Call it what you want, an aircraft evacuation in a body of water is, in my opinion the most difficult safety maneuver to execute. In the calm of Breech's pool, it took all I had to pull myself up into the 25-man life raft. I can imagine how difficult it is to enter the raft amidst ocean swells.








On the other hand, when on terra firma, taking a ride down the 747's evacuation slide from 18 feet above the ground is a piece of cake. The dual slides even allow you to bring a buddy along. A velcro surface at the bottom stops you from spilling out onto the runway, grass, sand (whatever). 

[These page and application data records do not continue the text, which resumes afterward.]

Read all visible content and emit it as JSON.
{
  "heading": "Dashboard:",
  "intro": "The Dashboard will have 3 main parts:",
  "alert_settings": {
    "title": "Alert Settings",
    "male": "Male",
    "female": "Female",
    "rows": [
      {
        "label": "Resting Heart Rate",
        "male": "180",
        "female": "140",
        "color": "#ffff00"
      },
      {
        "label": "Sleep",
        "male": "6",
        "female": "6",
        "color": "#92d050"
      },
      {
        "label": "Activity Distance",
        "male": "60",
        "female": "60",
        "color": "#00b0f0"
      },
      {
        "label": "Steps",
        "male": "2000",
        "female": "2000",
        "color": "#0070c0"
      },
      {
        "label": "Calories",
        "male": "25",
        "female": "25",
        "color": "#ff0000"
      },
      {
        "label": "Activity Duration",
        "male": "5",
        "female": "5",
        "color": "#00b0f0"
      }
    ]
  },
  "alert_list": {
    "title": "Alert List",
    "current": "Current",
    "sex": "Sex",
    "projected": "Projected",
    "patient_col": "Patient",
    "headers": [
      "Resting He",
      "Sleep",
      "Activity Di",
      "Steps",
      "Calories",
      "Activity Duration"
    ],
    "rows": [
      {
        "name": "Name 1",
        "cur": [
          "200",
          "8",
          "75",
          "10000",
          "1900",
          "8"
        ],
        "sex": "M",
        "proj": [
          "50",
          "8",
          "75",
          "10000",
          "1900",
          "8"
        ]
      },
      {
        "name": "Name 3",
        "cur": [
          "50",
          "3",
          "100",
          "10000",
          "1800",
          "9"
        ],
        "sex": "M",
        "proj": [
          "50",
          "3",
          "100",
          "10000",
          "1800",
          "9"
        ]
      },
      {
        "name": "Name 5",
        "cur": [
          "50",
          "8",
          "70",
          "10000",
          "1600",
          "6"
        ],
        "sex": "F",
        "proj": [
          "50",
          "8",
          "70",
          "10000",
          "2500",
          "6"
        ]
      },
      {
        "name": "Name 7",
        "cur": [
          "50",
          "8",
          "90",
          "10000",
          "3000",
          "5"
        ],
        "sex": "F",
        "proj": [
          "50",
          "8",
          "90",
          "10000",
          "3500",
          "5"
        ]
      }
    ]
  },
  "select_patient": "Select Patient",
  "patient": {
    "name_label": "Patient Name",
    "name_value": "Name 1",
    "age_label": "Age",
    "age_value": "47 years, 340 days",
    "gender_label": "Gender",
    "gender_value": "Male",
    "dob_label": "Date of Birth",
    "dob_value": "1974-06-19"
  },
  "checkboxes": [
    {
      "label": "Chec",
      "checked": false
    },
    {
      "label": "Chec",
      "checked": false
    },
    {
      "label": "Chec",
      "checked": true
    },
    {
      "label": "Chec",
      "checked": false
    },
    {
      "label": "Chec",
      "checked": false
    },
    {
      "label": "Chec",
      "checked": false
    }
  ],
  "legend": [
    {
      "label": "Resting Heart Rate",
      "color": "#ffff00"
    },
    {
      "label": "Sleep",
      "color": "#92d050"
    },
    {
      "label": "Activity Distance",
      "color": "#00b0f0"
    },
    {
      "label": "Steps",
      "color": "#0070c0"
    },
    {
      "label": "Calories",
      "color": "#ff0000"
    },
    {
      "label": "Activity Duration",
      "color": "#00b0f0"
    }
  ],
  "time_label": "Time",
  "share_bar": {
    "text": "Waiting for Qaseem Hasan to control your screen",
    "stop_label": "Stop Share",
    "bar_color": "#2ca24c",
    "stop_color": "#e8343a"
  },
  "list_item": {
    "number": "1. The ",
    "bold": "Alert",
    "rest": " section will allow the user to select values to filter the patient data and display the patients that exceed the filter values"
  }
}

If you enjoy riding in the upper deck of the 747-400 series, the secondary evacution route is from a height of 35 feet, or about 50-some feet of slide. Now that's a real thrill! So ladies, while you may want to see Hasselhoff at the beach, I can guarantee you'd rather be sitting next to me on a plane if things get rough.

Thursday, July 20, 2017

'Shaving Down My Bucket List'

   Bucket List items shouldn't necessarily consist of such feats as climbing El Capitan at Yosemite or milking cobra's venom in Thailand. No. They can be less risky and more accessible, like enjoying evening cocktails at the 107 Sky Lounge in Las Vegas, or renting an exotic car for an afternoon drive while vacationing in Miami.

For the past two years, my wife, Stacey, and I have manned a water station for the Price Hill Pacer's Charity Run, in neighboring Cincinnati. It was located on West Eight Street, in front of Grote's Barber Shop. There I noticed a window sign promoting 'Hot Towel Shaves.' Childhood memories of waiting for my turn in the barber's chair while watching men get those shaves came back to mind.
Hot towel shaves have become a relic of the past. Today, men tend to look at shaving as a necessary evil. Get it done-fast! Fine, but that's not what hot towel shaves are about. They're about relaxing and disengaging from your typical world for thirty minutes. Don't even think about checking your smart phone, or even talking, while a licensed expert glides a straight-razor against your face and throat--unless an ambulance ride is on your bucket list. For me a hot towel shave is the guy's version of a lady's spa visit.
Terry Grote has been giving hot towel shaves for over 40yrs.
By the way, ladies, perhaps you should consider pampering your guy to a hot towel shave for his birthday. It's the least we deserve after all those years of spa gift certificates.